REPUBLIKA.CO.ID, RAMALAH -- Palestina menilai rencana Amerika Serikat (AS) mengakui Yerusalem sebagai ibukota Israel adalah tindakan gegabah. The New Arab, Ahad (3/12), melaporkan, pemerintah Palestina mengecam keras wacana yang dilontarkan Presiden AS Donald Trump itu belum lama ini.
Otoritas Palestina menilai, perubahan apa pun pada status internasional Yerusalem akan berimbas buruk bukan hanya untuk proses perdamaian Palestina-Israel, melainkan juga Dunia Islam. Sebab, selain Makkah dan Madinah, kota itu dipandang suci bagi umat Islam.
"Rencana itu akan menghancurkan sama sekali proses perdamaian yang selama ini diupayakan. Dunia akan merasakan dampak buruknya," kata Mahmoud Habash, seorang penasihat presiden Palestina Mahmoud Abbas, Sabtu (2/12).
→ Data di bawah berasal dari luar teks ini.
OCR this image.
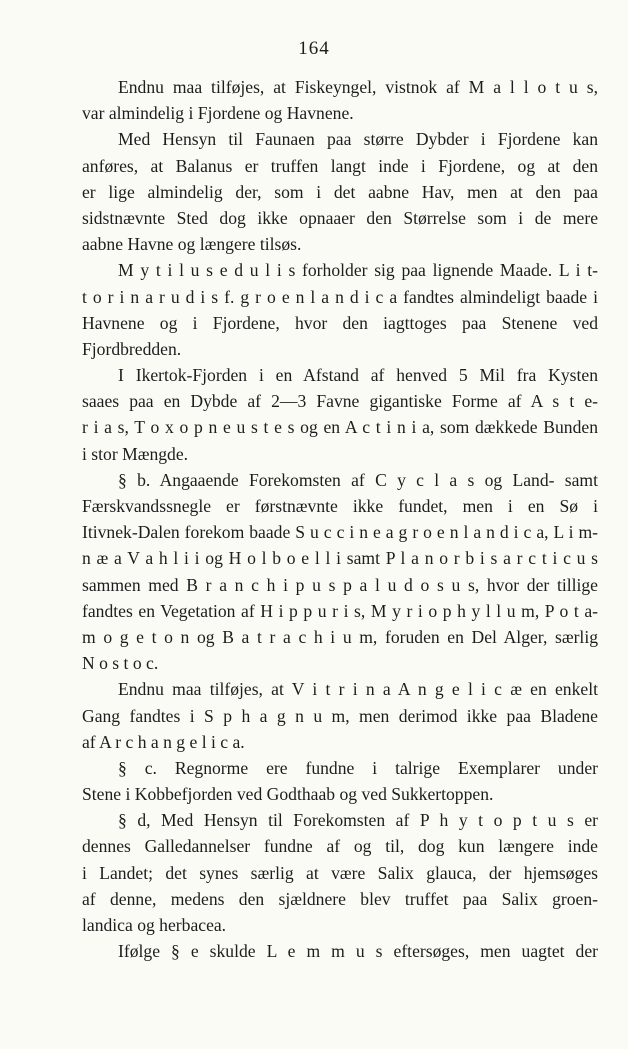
164
Endnu maa tilføjes, at Fiskeyngel, vistnok af M a l l o t u s,
var almindelig i Fjordene og Havnene.
Med Hensyn til Faunaen paa større Dybder i Fjordene kan
anføres, at Balanus er truffen langt inde i Fjordene, og at den
er lige almindelig der, som i det aabne Hav, men at den paa
sidstnævnte Sted dog ikke opnaaer den Størrelse som i de mere
aabne Havne og længere tilsøs.
M y t i l u s e d u l i s forholder sig paa lignende Maade. L i t-
t o r i n a r u d i s f. g r o e n l a n d i c a fandtes almindeligt baade i
Havnene og i Fjordene, hvor den iagttoges paa Stenene ved
Fjordbredden.
I Ikertok-Fjorden i en Afstand af henved 5 Mil fra Kysten
saaes paa en Dybde af 2—3 Favne gigantiske Forme af A s t e-
r i a s, T o x o p n e u s t e s og en A c t i n i a, som dækkede Bunden
i stor Mængde.
§ b. Angaaende Forekomsten af C y c l a s og Land- samt
Færskvandssnegle er førstnævnte ikke fundet, men i en Sø i
Itivnek-Dalen forekom baade S u c c i n e a g r o e n l a n d i c a, L i m-
n æ a V a h l i i og H o l b o e l l i samt P l a n o r b i s a r c t i c u s
sammen med B r a n c h i p u s p a l u d o s u s, hvor der tillige
fandtes en Vegetation af H i p p u r i s, M y r i o p h y l l u m, P o t a-
m o g e t o n og B a t r a c h i u m, foruden en Del Alger, særlig
N o s t o c.
Endnu maa tilføjes, at V i t r i n a A n g e l i c æ en enkelt
Gang fandtes i S p h a g n u m, men derimod ikke paa Bladene
af A r c h a n g e l i c a.
§ c. Regnorme ere fundne i talrige Exemplarer under
Stene i Kobbefjorden ved Godthaab og ved Sukkertoppen.
§ d, Med Hensyn til Forekomsten af P h y t o p t u s er
dennes Galledannelser fundne af og til, dog kun længere inde
i Landet; det synes særlig at være Salix glauca, der hjemsøges
af denne, medens den sjældnere blev truffet paa Salix groen-
landica og herbacea.
Ifølge § e skulde L e m m u s eftersøges, men uagtet der
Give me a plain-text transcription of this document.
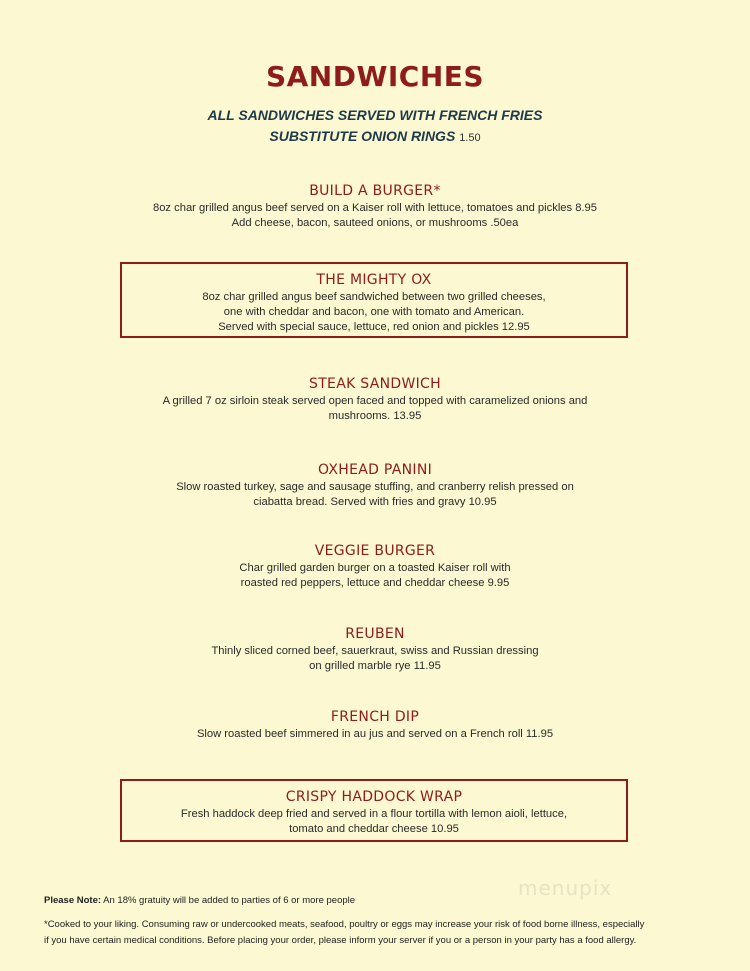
SANDWICHES
ALL SANDWICHES SERVED WITH FRENCH FRIES
SUBSTITUTE ONION RINGS 1.50
BUILD A BURGER*
8oz char grilled angus beef served on a Kaiser roll with lettuce, tomatoes and pickles 8.95
Add cheese, bacon, sauteed onions, or mushrooms .50ea
THE MIGHTY OX
8oz char grilled angus beef sandwiched between two grilled cheeses,
one with cheddar and bacon, one with tomato and American.
Served with special sauce, lettuce, red onion and pickles 12.95
STEAK SANDWICH
A grilled 7 oz sirloin steak served open faced and topped with caramelized onions and
mushrooms. 13.95
OXHEAD PANINI
Slow roasted turkey, sage and sausage stuffing, and cranberry relish pressed on
ciabatta bread. Served with fries and gravy 10.95
VEGGIE BURGER
Char grilled garden burger on a toasted Kaiser roll with
roasted red peppers, lettuce and cheddar cheese 9.95
REUBEN
Thinly sliced corned beef, sauerkraut, swiss and Russian dressing
on grilled marble rye 11.95
FRENCH DIP
Slow roasted beef simmered in au jus and served on a French roll 11.95
CRISPY HADDOCK WRAP
Fresh haddock deep fried and served in a flour tortilla with lemon aioli, lettuce,
tomato and cheddar cheese 10.95
menupix
Please Note: An 18% gratuity will be added to parties of 6 or more people
*Cooked to your liking. Consuming raw or undercooked meats, seafood, poultry or eggs may increase your risk of food borne illness, especially
if you have certain medical conditions. Before placing your order, please inform your server if you or a person in your party has a food allergy.
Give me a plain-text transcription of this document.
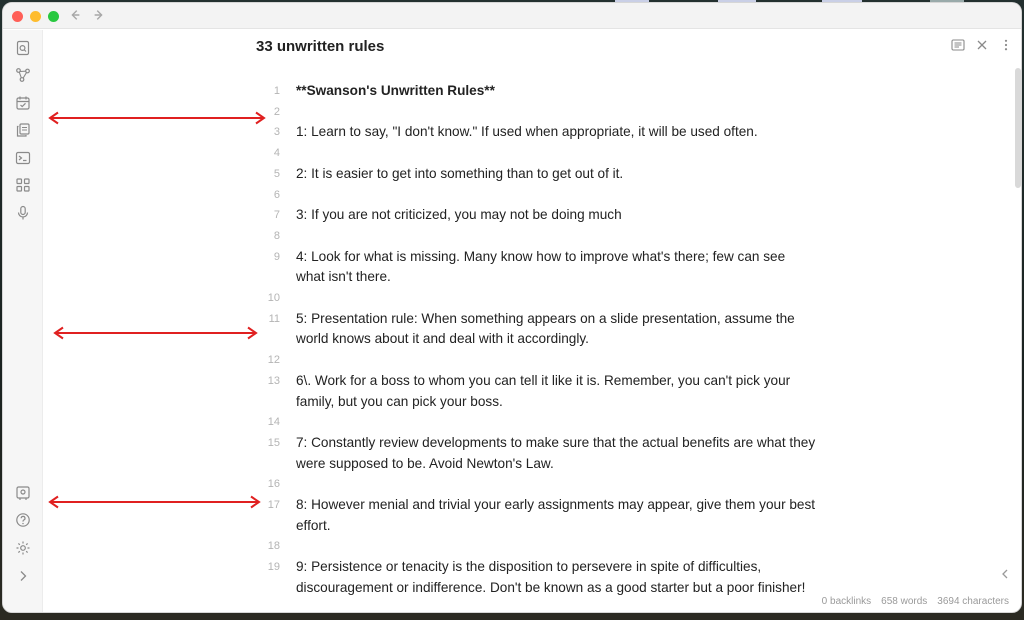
33 unwritten rules
1	**Swanson's Unwritten Rules**
2
3	1: Learn to say, "I don't know." If used when appropriate, it will be used often.
4
5	2: It is easier to get into something than to get out of it.
6
7	3: If you are not criticized, you may not be doing much
8
9	4: Look for what is missing. Many know how to improve what's there; few can see what isn't there.
10
11	5: Presentation rule: When something appears on a slide presentation, assume the world knows about it and deal with it accordingly.
12
13	6\. Work for a boss to whom you can tell it like it is. Remember, you can't pick your family, but you can pick your boss.
14
15	7: Constantly review developments to make sure that the actual benefits are what they were supposed to be. Avoid Newton's Law.
16
17	8: However menial and trivial your early assignments may appear, give them your best effort.
18
19	9: Persistence or tenacity is the disposition to persevere in spite of difficulties, discouragement or indifference. Don't be known as a good starter but a poor finisher!
0 backlinks 658 words 3694 characters
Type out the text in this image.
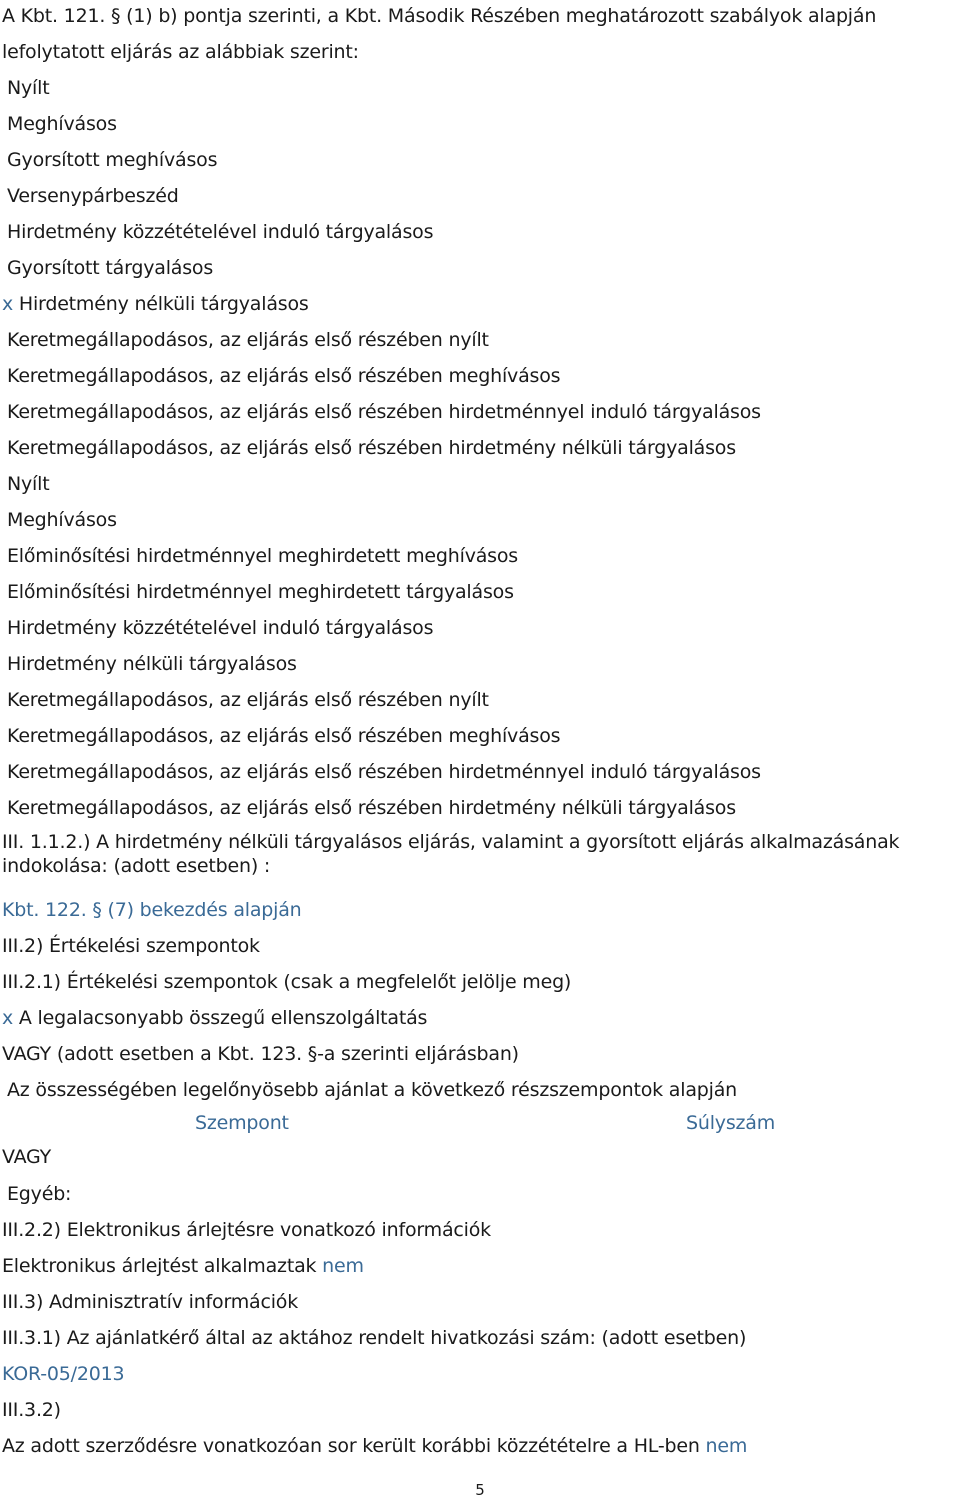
A Kbt. 121. § (1) b) pontja szerinti, a Kbt. Második Részében meghatározott szabályok alapján
lefolytatott eljárás az alábbiak szerint:
Nyílt
Meghívásos
Gyorsított meghívásos
Versenypárbeszéd
Hirdetmény közzétételével induló tárgyalásos
Gyorsított tárgyalásos
x Hirdetmény nélküli tárgyalásos
Keretmegállapodásos, az eljárás első részében nyílt
Keretmegállapodásos, az eljárás első részében meghívásos
Keretmegállapodásos, az eljárás első részében hirdetménnyel induló tárgyalásos
Keretmegállapodásos, az eljárás első részében hirdetmény nélküli tárgyalásos
Nyílt
Meghívásos
Előminősítési hirdetménnyel meghirdetett meghívásos
Előminősítési hirdetménnyel meghirdetett tárgyalásos
Hirdetmény közzétételével induló tárgyalásos
Hirdetmény nélküli tárgyalásos
Keretmegállapodásos, az eljárás első részében nyílt
Keretmegállapodásos, az eljárás első részében meghívásos
Keretmegállapodásos, az eljárás első részében hirdetménnyel induló tárgyalásos
Keretmegállapodásos, az eljárás első részében hirdetmény nélküli tárgyalásos
III. 1.1.2.) A hirdetmény nélküli tárgyalásos eljárás, valamint a gyorsított eljárás alkalmazásának indokolása: (adott esetben) :
Kbt. 122. § (7) bekezdés alapján
III.2) Értékelési szempontok
III.2.1) Értékelési szempontok (csak a megfelelőt jelölje meg)
x A legalacsonyabb összegű ellenszolgáltatás
VAGY (adott esetben a Kbt. 123. §-a szerinti eljárásban)
Az összességében legelőnyösebb ajánlat a következő részszempontok alapján
Szempont	Súlyszám
VAGY
Egyéb:
III.2.2) Elektronikus árlejtésre vonatkozó információk
Elektronikus árlejtést alkalmaztak nem
III.3) Adminisztratív információk
III.3.1) Az ajánlatkérő által az aktához rendelt hivatkozási szám: (adott esetben)
KOR-05/2013
III.3.2)
Az adott szerződésre vonatkozóan sor került korábbi közzétételre a HL-ben nem
5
Sebuah laporan resmi beberapa hari lalu mengabarkan rencana Donald Trump mengakui Yerusalem sebagai ibukota Israel. Langkah itu dilakukan sebagai dukungan terhadap kubu pro-Israel di Negeri Paman Sam.
Sejak memantapkan penjajahan atas Palestina, Israel terus bersikeras memaklumkan Yerusalem sebagai ibukotanya, alih-alih Tel Aviv. Propaganda Israel ini mendapatkan kecaman luas dari dunia internasional.
Adapun pemerintahan Palestina di Ramallah menetapkan Yerusalem Timur sebagai bakal ibukotanya, bilamana sebuah perundingan damai tercapai antara negara ini dan Israel.
Semasa kampanye, Trump telah berjanji untuk meneruskan upaya perdamaian Palestina-Israel. Presiden AS ke-45 itu telah menunjuk Jared Kushner, penasihat senior kepresidenan sekaligus menantu Trump, untuk ikut membuka upaya tersebut.
Sejauh ini, Kushner telah bertemu dengan penguasa Arab Saudi untuk menjajaki negosiasi terkait rencana pendirian negara Palestina dengan dukungan kerajaan tersebut. Demikian laporan Bloomberg, yang dikutip The New Arab. Namun, pembicaraan Kushner ini ditentang keras menteri luar negeri AS, Rex Tillerson.